Bu ve benzeri örnekleri çoğaltmak mümkün. Örneğin; İzmir’de 8 ay önce polis kurşunuyla öldürülen Baran Tursun’un ailesi hakkında Türk Ceza Kanunu’nun 301. maddesinden iki ayrı dava açıldı. Baba Mehmet Tursun, eşi Berrin Tursun ve kızı Şelale Tursun, yargıya güvenlerinin olmadığı yönünde açıklamalar yapmıştı. Aile hakkında TCK’nın 301. maddesi uyarınca, “yargı görevini yapanı etkileme, tehdit, hakaret, Türkiye Cumhuriyeti hükümetini, yargı organlarını, askeri ve emniyet teşkilatını alenen aşağılama” suçlarından dava açıldı.

Yine geçtiğimiz ay İzmir Güzeltepe Mahallesi’nde karakolda işkenceye uğrayan 3 genç için yapılan protesto eylemine katılanlar ve karakolda işkence olduğunu ifade eden gençler hakkında 301. maddeden dava açıldı.

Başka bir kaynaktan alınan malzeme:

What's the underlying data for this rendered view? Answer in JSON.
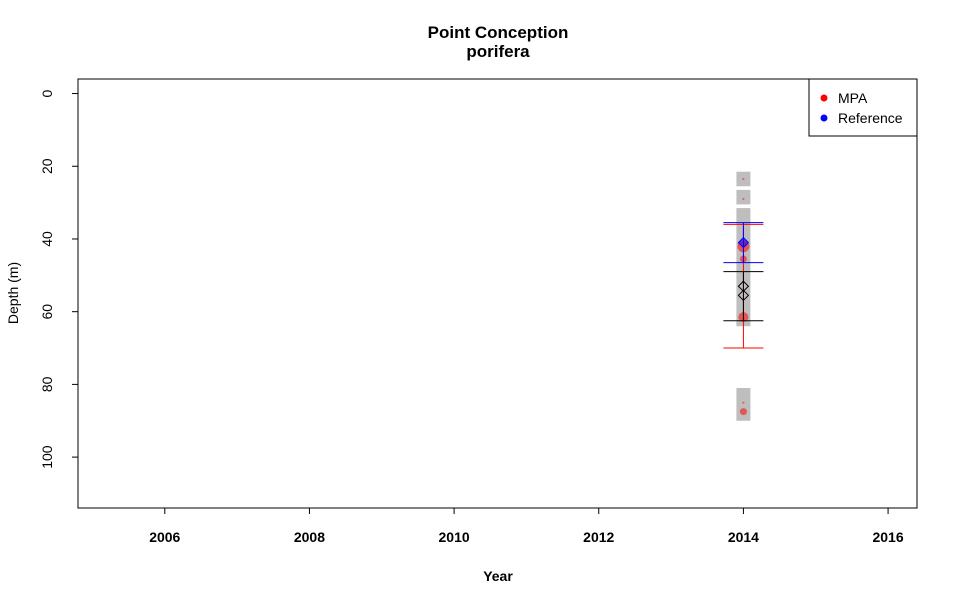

Yine Çiğli’de Kalmaksan adlı fabrikada hakkını arayan sınıf bilinçli bir işçiye saldıran patron, hırsını alamayıp işçi hakkında, “fabrikada TSK’nın sınır ötesi operasyonları” hakkında konuştuğu gerekçesiyle savcılığı devreye soktu ve işçi hakkında 301. maddeden dava açıldı.

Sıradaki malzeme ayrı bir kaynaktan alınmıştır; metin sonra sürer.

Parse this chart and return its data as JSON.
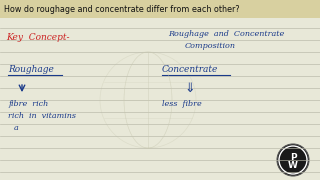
{
  "bg_color": "#e8e8d8",
  "line_color": "#b8b8a8",
  "title_text": "How do roughage and concentrate differ from each other?",
  "title_bg": "#d8d0a0",
  "title_color": "#111111",
  "key_concept_text": "Key  Concept-",
  "key_concept_color": "#cc2222",
  "heading_line1": "Roughage  and  Concentrate",
  "heading_line2": "Composition",
  "heading_color": "#1a3a8a",
  "roughage_label": "Roughage",
  "concentrate_label": "Concentrate",
  "label_color": "#1a3a8a",
  "roughage_arrow": "↓",
  "concentrate_arrow": "⇓",
  "roughage_desc1": "fibre  rich",
  "roughage_desc2": "rich  in  vitamins",
  "roughage_desc3": "a",
  "concentrate_desc": "less  fibre",
  "desc_color": "#1a3a8a",
  "pw_bg": "#1a1a1a",
  "pw_ring": "#ffffff",
  "pw_text": "#ffffff",
  "figsize": [
    3.2,
    1.8
  ],
  "dpi": 100
}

301. madde egemenlerin keyfi uygulamalarını daha rahat yapabilmesi için bulunmaz bir kılıf! Sömürü ve soygun düzenlerini sorunsuz sürdürmek için egemenler 301. gibi maddelere, bunların içerdiği yasaklara her zaman ihtiyaç duymuşlardır, duyacaklardır.

Bu tür yasalar ancak işçi sınıfının ve emekçilerin mücadelesiyle yırıtılıp atılabilir. Bu konuda yakın tarihimizde anlamlı örnekler bulunmaktadır. Örneğin DGM direnişleri ile sınıfın örgütlenmesinin ve mücadelesinin “devlet güvenliği” gerekçesiyle yasaklanmaya çalışılması engellenmiştir. Örnekler çoğaltılabilir. Önemli olan bu bilinçle, işçilerin, emekçilerin ve ezilen halkların temel demokratik hak ve özgürlüklerini elde etmek için birleşmesi ve mücadeleyi yükseltmesidir. Mücadele sadece 301. maddeyi değil, bununla birlikte tüm faşist ve anti demokratik yasaların kaldırılmasını hedeflemelidir.

Tüm faşist yasalar iptal edilsin!

Sınırsız söz, basın, toplantı, gösteri ve örgütlenme özgürlüğü!